Missouri buries Oral Roberts 78-64 behind second-half three-point barrage
Walking through the postgame handshake line, Oral Roberts coach Scott Sutton stopped first-year Missouri coach Kim Anderson and said, “I didn’t think you guys could shoot.”
Until Wednesday, Sutton’s assumption was right.
The Tigers hadn’t shot well during the season’s first two games, going nine of 40 on three-pointers — a meager 22.5 percent — collectively against UMKC and Valparaiso.
Unfortunately, for Sutton, those struggles came to an abrupt end during the second half of a 78-64 win Wednesday at Mizzou Arena.
Missouri, 2-1, connected on eight of nine three-pointers after halftime and 12 of 21 for the game and now leaves for the Maui Classic — where a first-round meeting with No. 2 Arizona awaits Monday — riding a wave of confidence.
“This team needed something good to happen like that,” said Anderson, who admitted that a young Tigers squad had been “freaked out” by Friday’s loss to UMKC.
Sutton, whose defensive game plan was to clog the paint and dare the Tigers to win from long range, said he’d never seen anything like MU’s second-half shooting display.
Beginning with a go-ahead three by freshman Montaque Gill-Caesar with 12:40 remaining in the game, the Tigers scored 15 straight points on three-pointers and 21 of its next 24 points from long distance to the delight of a feisty midweek crowd of 5,563.

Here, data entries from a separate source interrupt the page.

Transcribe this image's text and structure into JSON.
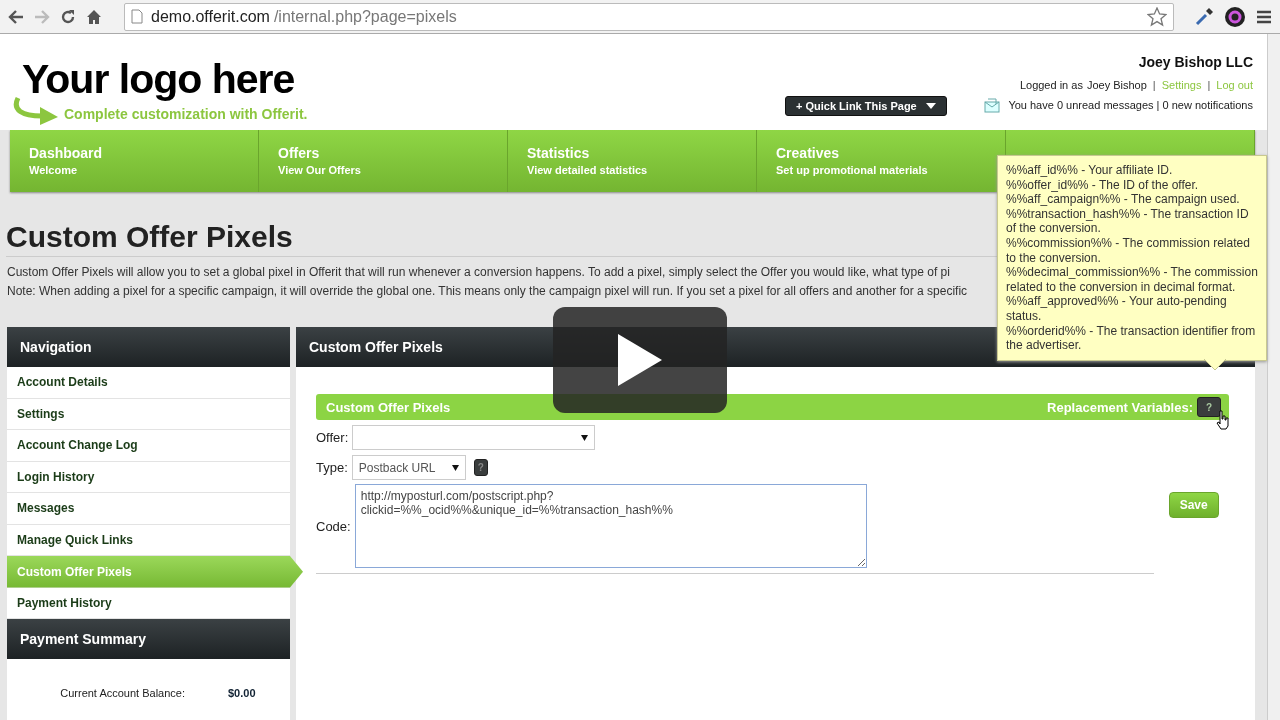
{
  "browser": {
    "url_host": "demo.offerit.com",
    "url_path": "/internal.php?page=pixels"
  },
  "header": {
    "logo": "Your logo here",
    "tagline": "Complete customization with Offerit.",
    "quick_link": "+ Quick Link This Page",
    "company": "Joey Bishop LLC",
    "logged_in_prefix": "Logged in as",
    "user": "Joey Bishop",
    "separator": "|",
    "links": [
      "Settings",
      "Log out"
    ],
    "messages": "You have 0 unread messages | 0 new notifications"
  },
  "nav_tabs": [
    {
      "title": "Dashboard",
      "subtitle": "Welcome"
    },
    {
      "title": "Offers",
      "subtitle": "View Our Offers"
    },
    {
      "title": "Statistics",
      "subtitle": "View detailed statistics"
    },
    {
      "title": "Creatives",
      "subtitle": "Set up promotional materials"
    }
  ],
  "page": {
    "title": "Custom Offer Pixels",
    "description": [
      "Custom Offer Pixels will allow you to set a global pixel in Offerit that will run whenever a conversion happens. To add a pixel, simply select the Offer you would like, what type of pi",
      "Note: When adding a pixel for a specific campaign, it will override the global one. This means only the campaign pixel will run. If you set a pixel for all offers and another for a specific"
    ]
  },
  "sidebar": {
    "title": "Navigation",
    "items": [
      {
        "label": "Account Details",
        "selected": false
      },
      {
        "label": "Settings",
        "selected": false
      },
      {
        "label": "Account Change Log",
        "selected": false
      },
      {
        "label": "Login History",
        "selected": false
      },
      {
        "label": "Messages",
        "selected": false
      },
      {
        "label": "Manage Quick Links",
        "selected": false
      },
      {
        "label": "Custom Offer Pixels",
        "selected": true
      },
      {
        "label": "Payment History",
        "selected": false
      }
    ],
    "summary_title": "Payment Summary",
    "summary": [
      {
        "label": "Current Account Balance:",
        "value": "$0.00"
      }
    ]
  },
  "panel": {
    "title": "Custom Offer Pixels",
    "section_title": "Custom Offer Pixels",
    "replacement_label": "Replacement Variables:",
    "help": "?",
    "offer_label": "Offer:",
    "type_label": "Type:",
    "type_value": "Postback URL",
    "type_help": "?",
    "code_label": "Code:",
    "code_value": "http://myposturl.com/postscript.php?\nclickid=%%_ocid%%&unique_id=%%transaction_hash%%",
    "save": "Save"
  },
  "tooltip": [
    "%%aff_id%% - Your affiliate ID.",
    "%%offer_id%% - The ID of the offer.",
    "%%aff_campaign%% - The campaign used.",
    "%%transaction_hash%% - The transaction ID of the conversion.",
    "%%commission%% - The commission related to the conversion.",
    "%%decimal_commission%% - The commission related to the conversion in decimal format.",
    "%%aff_approved%% - Your auto-pending status.",
    "%%orderid%% - The transaction identifier from the advertiser."
  ]
}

Asked if the three-point shooting was contagious, sophomore Johnathan Williams III beamed and said, “I guess so. We were just feeling it. We were in a rhythm in the second half and just got going.”
By the time the onslaught was finished, Missouri had turned a 50-49 deficit into a 73-63 lead with 2:44 remaining.

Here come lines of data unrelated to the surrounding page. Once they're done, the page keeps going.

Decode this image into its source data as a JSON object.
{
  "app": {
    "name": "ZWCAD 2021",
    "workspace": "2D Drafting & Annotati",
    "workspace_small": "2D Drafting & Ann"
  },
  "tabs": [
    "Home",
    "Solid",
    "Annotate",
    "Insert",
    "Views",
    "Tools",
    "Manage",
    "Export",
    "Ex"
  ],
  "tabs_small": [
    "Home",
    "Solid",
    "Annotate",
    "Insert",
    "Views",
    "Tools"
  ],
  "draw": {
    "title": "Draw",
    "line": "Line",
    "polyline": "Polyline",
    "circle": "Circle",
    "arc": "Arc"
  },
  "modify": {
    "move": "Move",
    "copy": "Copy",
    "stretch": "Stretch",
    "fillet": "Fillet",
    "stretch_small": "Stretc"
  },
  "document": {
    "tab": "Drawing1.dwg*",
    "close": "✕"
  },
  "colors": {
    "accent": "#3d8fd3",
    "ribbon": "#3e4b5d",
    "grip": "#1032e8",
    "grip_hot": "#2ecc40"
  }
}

“It was crazy for all of us to see,” said Gill-Caesar, who finished with a team-high 19 points and drilled four threes.
During the game-deciding run, Williams led the way with two threes, while sophomore Wes Clark, senior Keith Shamburger, junior Deuce Bello and freshman Tramaine Isabell also followed Gill-Caesar’s lead from long range.
Missouri finished with 16 assists and nine turnovers, its first game this season with a positive assist-to-turnover ratio.
Clark was particularly effective. He scored 14 points, including three three-pointers, but it was a career-high nine assists that really stood out.
Williams chipped in 10 points for the second straight game, while junior Ryan Rosburg added six points and a team-high six rebounds and Bello chipped in seven points off the bench.
“I think we’ve always been a good shooting team, but we’ve been a little nervous and hadn’t really found the chemistry and a feel for each other,” Clark said. “But we started getting it going in the right spots at the right time and knocking down some open shots.”
Most nights, Missouri is banking on its defense this season. The Tigers played well defensively the first two games, but that was not the case against the Eagles, 1-1, who shot 65 percent in the first half.
Missouri stayed within 40-38 at halftime by limiting its turnovers (three).
It also helped that Oral Roberts junior Obi Emegano went to the bench because of foul trouble.
Emegano started the game five of five from the field, including two three-pointers, and also went six of six at the free-throw line, scoring 18 points in 7 minutes before sitting with two fouls.
“The second half we played great defense,” Anderson said. “We guarded, we had help and Wes did a great job on Emegano.”
Anderson also praised the job Bello did guarding Emegano, who finished with 30 points in 27 minutes, in the second half.
Oral Roberts, which beat former Missouri coach Frank Haith’s Tulsa team Saturday in its season-opener, only shot 20.8 percent — five of 24 — in the second half and missed all nine of its second-half three-point tries.